Because it was imperative for parents to receive important messages, Shelbyville went with a system that allows parents to access the system securely to add devices, such as extra e-mail addresses or pager numbers, says district spokesperson Kim Owens.

Shelbyville Central Schools’ insistence on a mass-notification system that offers multiple means of notification is a smart move, Current Analysis’ Arnold says. “Go with a product that offers multiple layers of notification, so not only will parents get a message at their home number that school is letting out early because of bad weather, but the system will simultaneously call multiple numbers for the parents or send an e-mail to their work e-mail address or BlackBerry,” Arnold says.
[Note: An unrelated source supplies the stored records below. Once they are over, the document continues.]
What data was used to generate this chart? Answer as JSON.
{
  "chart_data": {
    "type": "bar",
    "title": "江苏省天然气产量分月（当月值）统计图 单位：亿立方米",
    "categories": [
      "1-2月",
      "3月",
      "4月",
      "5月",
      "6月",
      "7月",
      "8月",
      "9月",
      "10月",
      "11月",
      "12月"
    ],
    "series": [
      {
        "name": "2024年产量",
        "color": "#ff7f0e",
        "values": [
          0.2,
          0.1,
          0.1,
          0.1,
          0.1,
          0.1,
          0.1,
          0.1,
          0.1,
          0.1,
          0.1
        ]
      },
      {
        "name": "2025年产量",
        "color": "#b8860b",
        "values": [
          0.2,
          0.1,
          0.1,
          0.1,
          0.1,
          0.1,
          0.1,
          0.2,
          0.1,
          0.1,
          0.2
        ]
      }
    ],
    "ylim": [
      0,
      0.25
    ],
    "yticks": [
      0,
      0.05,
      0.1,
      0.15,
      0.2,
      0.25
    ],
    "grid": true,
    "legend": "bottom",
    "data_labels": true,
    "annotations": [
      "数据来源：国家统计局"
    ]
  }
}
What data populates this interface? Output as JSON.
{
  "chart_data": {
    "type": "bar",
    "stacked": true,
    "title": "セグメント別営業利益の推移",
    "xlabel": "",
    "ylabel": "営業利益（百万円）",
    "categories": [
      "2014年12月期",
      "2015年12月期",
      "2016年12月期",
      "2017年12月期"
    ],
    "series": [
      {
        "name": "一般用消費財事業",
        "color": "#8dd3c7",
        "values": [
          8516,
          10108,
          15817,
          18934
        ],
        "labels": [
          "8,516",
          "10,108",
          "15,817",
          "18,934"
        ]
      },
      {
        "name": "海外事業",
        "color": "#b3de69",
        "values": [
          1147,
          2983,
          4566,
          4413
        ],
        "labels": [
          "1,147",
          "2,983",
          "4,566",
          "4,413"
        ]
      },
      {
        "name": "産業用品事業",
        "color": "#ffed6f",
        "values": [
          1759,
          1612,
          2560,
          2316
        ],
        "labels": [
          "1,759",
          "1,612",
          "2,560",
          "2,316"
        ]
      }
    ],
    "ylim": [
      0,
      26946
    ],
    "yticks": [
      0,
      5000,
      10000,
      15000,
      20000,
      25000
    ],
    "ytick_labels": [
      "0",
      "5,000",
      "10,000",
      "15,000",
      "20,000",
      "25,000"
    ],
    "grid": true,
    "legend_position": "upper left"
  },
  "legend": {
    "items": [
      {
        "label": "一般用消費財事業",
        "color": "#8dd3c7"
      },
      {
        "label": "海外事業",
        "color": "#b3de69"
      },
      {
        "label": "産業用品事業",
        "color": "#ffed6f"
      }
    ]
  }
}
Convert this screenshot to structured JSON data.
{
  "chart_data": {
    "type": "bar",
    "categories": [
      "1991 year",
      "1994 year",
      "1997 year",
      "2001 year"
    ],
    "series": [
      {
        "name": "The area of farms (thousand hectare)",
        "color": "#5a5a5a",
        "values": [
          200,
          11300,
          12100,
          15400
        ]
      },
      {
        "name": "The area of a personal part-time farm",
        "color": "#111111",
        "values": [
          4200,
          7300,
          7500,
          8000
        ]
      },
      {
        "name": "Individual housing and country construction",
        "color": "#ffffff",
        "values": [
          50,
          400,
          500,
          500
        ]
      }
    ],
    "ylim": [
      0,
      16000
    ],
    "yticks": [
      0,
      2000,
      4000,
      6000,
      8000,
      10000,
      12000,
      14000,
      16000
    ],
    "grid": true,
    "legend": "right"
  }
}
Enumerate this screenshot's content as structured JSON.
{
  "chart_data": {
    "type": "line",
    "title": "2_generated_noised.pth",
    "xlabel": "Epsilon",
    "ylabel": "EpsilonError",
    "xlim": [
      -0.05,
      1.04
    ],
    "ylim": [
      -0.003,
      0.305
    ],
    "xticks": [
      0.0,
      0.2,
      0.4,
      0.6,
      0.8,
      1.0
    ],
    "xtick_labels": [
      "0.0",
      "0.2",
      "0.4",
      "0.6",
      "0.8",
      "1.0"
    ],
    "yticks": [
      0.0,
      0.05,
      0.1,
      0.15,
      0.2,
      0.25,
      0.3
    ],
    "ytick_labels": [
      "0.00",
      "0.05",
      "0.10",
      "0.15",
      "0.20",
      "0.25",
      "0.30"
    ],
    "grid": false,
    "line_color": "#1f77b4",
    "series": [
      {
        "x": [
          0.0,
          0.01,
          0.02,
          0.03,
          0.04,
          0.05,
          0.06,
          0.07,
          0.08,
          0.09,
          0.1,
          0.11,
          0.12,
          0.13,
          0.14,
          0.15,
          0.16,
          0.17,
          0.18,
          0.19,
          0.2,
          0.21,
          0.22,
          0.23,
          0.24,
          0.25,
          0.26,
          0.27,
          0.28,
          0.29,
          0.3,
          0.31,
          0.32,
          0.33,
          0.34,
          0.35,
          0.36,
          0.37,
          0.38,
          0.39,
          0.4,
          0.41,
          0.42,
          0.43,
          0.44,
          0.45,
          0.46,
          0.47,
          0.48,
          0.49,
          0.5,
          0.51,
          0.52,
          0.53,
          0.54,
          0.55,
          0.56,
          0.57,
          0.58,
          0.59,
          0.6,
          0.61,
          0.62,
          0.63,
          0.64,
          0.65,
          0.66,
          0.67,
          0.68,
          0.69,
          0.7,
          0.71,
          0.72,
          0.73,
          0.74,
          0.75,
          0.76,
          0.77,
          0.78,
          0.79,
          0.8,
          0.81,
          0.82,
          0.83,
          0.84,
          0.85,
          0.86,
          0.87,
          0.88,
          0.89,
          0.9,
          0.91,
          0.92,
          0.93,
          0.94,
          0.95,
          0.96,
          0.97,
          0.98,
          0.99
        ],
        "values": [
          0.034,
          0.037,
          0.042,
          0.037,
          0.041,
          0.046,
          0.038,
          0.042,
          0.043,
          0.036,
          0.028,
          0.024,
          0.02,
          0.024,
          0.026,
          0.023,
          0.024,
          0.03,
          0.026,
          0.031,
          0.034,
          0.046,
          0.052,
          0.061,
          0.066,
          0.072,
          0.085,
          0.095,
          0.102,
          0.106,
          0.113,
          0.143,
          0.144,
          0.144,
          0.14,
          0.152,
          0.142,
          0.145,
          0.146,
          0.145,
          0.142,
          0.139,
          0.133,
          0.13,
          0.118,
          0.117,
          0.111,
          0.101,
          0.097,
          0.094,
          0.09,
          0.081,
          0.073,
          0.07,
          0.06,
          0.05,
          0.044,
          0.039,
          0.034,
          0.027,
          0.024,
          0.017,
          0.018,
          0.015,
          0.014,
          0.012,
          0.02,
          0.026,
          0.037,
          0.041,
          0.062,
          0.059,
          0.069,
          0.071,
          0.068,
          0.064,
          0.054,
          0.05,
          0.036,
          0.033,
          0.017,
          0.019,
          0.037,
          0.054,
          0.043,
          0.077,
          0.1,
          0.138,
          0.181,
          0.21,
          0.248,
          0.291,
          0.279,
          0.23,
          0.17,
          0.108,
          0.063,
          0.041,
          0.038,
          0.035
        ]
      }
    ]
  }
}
Despite the temptation, don’t overuse your mass-notification system, advises Arnold.

“If you overuse it, the recipient can become desensitized to it,” he adds. “If you’re trying to communicate more mundane information, like a change in the school lunch menu, use less invasive notification methods, like prerecorded messages or e-mail.”

Boston’s Big Case

Mass-notification systems have been adopted by many schools, colleges and cities recently, but one of the biggest tests of such systems came this summer when a 7-year-old girl was kidnapped in Boston’s Back Bay area.

Using TV, radio and other forms of communication, Boston law enforcement officials were able to spread the word quickly about the missing girl, Reigh Boss. The notice paid off, as officials got more than 200 tips from the public, and determined that the girl’s father, a man who went by the name of Clark Rockefeller, had allegedly kidnapped her at the end of a custody visit.

After the girl’s mother wrote a plea to her former husband and posted it on YouTube, Rockefeller was arrested in a Baltimore suburb and the girl was found unharmed. Once the man’s actual name, Christian Karl Gerhartsreiter, was revealed, police said he was a suspect in a 1985 disappearance and presumed murder of a California couple.